Come se non bastasse, le disparità di genere nel mondo del lavoro non si limitano solo ai salari, ma interessano anche le mansioni svolte. I lavori meglio retribuiti, infatti, sembrano essere riservati ai soli uomini.

Nel nostro paese, però, la politica si è adoperata per affrontare il problema: nel 2012 le parlamentari Lella Golfo, PdL, e Alessia Mosca, PD, hanno presentato un disegno di legge -poi approvato- per cercare di colmare il divario accumulato negli anni. Si tratta della Legge 120/211, anche detta “Legge sulle Quote Rosa”, che impone alle aziende quotate in borsa di arrivare, entro il 2022, ad avere un perfetto equilibrio tra uomini e donne all’interno dei loro consigli di amministrazione. 
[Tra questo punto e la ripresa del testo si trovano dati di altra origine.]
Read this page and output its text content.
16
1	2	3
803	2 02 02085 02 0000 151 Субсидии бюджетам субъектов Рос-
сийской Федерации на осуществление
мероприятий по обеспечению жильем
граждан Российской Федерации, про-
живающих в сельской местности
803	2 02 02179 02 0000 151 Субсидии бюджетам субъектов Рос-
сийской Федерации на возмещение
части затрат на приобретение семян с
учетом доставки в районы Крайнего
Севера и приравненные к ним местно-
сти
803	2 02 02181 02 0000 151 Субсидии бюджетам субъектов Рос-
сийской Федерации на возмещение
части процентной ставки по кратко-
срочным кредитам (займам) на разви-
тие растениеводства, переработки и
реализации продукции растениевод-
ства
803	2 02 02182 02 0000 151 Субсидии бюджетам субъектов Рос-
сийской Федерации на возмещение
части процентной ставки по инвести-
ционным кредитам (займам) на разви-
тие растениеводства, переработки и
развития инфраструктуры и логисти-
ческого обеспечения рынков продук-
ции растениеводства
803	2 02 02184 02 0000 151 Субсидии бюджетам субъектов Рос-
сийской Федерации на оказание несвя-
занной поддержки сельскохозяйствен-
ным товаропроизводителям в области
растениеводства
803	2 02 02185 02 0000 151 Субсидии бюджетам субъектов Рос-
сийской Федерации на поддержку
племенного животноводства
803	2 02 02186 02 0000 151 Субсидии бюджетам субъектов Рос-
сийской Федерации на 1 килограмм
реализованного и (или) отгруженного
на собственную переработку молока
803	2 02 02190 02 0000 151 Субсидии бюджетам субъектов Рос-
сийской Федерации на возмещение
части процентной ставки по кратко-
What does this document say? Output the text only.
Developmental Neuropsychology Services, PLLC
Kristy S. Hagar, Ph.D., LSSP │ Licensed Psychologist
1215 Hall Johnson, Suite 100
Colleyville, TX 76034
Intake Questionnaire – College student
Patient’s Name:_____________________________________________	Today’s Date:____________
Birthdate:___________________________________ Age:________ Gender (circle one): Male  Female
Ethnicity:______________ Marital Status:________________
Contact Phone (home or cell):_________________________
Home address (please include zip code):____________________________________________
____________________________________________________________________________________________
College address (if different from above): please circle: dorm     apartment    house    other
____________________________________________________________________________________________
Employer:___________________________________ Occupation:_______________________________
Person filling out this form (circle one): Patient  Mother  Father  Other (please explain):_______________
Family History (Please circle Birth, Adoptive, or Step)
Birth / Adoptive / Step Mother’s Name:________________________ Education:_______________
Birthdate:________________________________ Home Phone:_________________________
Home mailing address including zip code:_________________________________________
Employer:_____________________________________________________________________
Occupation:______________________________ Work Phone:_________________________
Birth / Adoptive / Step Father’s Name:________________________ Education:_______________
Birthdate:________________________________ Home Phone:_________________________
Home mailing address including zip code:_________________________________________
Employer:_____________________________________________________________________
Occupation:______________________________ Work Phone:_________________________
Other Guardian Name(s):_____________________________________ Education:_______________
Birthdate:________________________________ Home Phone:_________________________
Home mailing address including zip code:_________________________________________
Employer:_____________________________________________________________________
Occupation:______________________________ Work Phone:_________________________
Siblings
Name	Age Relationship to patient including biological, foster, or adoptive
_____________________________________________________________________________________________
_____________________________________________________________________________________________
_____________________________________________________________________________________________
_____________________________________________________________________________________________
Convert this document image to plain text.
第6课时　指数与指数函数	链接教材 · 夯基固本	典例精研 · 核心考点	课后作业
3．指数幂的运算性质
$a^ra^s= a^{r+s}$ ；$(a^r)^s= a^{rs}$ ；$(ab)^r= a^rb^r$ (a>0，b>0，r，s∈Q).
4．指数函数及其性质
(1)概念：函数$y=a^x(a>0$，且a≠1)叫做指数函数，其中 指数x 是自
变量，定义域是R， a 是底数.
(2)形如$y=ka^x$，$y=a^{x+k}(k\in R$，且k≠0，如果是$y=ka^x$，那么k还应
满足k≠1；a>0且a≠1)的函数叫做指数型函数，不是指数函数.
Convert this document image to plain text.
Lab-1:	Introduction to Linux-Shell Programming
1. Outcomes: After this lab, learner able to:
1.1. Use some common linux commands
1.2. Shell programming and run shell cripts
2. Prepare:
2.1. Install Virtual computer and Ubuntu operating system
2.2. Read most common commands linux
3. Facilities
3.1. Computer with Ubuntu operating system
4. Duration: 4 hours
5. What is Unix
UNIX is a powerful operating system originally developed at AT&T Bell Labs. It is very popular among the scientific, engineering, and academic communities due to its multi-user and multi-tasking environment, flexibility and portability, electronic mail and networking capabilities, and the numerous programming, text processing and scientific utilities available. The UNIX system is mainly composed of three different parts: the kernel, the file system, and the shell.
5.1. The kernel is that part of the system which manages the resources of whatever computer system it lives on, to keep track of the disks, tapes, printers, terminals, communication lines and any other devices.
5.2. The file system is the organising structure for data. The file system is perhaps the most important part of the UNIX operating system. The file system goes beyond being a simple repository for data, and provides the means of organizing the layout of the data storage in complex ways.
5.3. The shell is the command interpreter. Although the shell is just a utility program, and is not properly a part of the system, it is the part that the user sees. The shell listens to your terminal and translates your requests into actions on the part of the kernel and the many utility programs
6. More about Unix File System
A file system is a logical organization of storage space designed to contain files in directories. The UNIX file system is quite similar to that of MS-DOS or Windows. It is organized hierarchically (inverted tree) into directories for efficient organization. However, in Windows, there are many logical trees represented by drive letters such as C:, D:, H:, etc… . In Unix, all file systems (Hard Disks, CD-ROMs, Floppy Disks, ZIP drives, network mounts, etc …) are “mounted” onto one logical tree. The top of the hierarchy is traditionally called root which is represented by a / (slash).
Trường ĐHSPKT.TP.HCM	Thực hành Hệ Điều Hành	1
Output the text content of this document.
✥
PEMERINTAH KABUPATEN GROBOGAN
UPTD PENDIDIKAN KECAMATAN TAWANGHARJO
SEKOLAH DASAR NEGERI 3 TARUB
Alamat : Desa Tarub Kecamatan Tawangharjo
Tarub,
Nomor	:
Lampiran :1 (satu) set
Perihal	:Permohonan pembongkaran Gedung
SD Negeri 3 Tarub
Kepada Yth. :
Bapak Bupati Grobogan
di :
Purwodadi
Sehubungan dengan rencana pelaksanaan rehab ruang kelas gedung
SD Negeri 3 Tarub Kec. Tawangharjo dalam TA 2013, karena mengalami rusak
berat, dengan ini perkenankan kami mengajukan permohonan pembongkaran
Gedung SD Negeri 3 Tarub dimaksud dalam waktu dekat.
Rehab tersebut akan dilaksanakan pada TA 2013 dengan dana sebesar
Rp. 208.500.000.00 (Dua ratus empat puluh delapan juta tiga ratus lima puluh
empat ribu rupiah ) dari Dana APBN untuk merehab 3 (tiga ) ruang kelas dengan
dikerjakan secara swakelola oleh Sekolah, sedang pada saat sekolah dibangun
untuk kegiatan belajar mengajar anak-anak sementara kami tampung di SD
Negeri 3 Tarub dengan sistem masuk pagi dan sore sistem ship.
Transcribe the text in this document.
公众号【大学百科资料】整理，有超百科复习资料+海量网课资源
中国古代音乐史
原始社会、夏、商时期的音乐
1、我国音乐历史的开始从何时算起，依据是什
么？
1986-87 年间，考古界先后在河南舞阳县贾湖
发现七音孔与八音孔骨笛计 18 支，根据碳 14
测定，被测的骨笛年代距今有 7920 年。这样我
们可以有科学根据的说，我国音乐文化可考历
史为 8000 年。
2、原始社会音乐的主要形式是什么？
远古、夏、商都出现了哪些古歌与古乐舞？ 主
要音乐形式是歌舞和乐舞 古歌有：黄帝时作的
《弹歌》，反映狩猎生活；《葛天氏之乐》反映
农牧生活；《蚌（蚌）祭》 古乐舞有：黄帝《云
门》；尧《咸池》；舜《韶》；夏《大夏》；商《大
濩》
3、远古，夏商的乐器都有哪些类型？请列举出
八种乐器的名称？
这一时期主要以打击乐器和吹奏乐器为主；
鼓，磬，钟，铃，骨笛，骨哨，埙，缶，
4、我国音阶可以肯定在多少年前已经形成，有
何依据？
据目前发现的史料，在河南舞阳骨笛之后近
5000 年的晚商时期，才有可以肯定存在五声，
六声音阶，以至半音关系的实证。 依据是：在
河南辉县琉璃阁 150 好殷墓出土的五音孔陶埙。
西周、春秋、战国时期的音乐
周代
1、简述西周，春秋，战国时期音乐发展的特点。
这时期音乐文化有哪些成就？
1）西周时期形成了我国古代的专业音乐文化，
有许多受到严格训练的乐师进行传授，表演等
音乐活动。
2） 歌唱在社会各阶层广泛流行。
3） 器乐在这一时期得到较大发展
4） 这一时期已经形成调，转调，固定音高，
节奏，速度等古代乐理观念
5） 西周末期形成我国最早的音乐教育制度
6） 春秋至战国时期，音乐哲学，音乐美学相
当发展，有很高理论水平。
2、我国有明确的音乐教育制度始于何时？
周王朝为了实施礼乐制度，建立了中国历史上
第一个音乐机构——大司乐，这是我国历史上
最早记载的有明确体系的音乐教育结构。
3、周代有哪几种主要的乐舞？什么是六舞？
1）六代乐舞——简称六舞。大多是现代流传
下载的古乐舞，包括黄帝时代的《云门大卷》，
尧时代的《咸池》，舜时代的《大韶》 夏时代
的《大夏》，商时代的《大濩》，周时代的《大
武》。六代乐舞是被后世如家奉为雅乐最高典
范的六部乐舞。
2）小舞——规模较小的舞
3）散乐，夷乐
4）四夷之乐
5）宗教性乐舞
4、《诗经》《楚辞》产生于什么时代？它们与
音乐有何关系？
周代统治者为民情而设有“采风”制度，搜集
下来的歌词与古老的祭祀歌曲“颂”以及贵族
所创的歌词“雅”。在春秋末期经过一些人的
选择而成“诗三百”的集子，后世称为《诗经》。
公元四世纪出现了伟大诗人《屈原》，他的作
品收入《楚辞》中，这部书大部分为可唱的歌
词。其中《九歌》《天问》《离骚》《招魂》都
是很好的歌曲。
Al momento, il quadro nazionale restituisce una proporzione di una donna ogni due uomini; potrebbe sembrare poco, ma se si pensa che sette anni fa, al momento dell’entrata in vigore della legge, il rapporto era inferiore a un quinto, la direzione presa pare essere quella giusta.

 Ma a fronte di questo buon risultato, la politica italiana ha fatto segnare una pesante sconfitta sul fronte interno. Le ultime elezioni hanno infatti consegnato al paese un parlamento a fortissima prevalenza maschile: su 950 tra deputati e senatori, più dei due terzi sono uomini, 643; e questo nonostante il Rosatellum, attuale legge elettorale, prevedesse criteri apparentemente ben pensati per stabilire una parità quasi perfetta nelle aule romane.

Come notato già prima delle elezioni dai maggiori quotidiani nazionali, non è stato difficile per i partiti organizzare le candidature in maniera tale da ottenere un unico possibile esito, pur rispettando le direttive imposte, evidentemente in maniera troppo ottimistica, dalla legge elettorale.

A quanto pare, insomma, la strada da fare è ancora lunga e decisamente in salita. Il mondo del lavoro -e con lui, purtroppo, il mondo in generale- fatica ad accettare i risultati ottenuti in due secoli di lotte per l’emancipazione femminile. 

Certo, in buona parte del mondo le donne possono finalmente fare qualsiasi lavoro desiderino, ma se il prezzo è farlo guadagnando meno dei colleghi uomini chiaramente qualcosa ancora non funziona. 

Le battaglie per la sensibilizzazione sul gender pay gap non mancano, e a quanto pare stanno dando buoni frutti: un recente sondaggio della Commissione Europea ha rivelato che, per la maggior parte dei cittadini comunitari, donne e uomini dovrebbero percepire lo stesso salario.

La speranza insomma è che, magari con l’aiuto dei social, e soprattutto confidando nel buonsenso delle nuove generazioni, le differenze tra uomini e donne vengano davvero spianate una volta per tutte. Con buona pace dei nostalgici del patriarcato.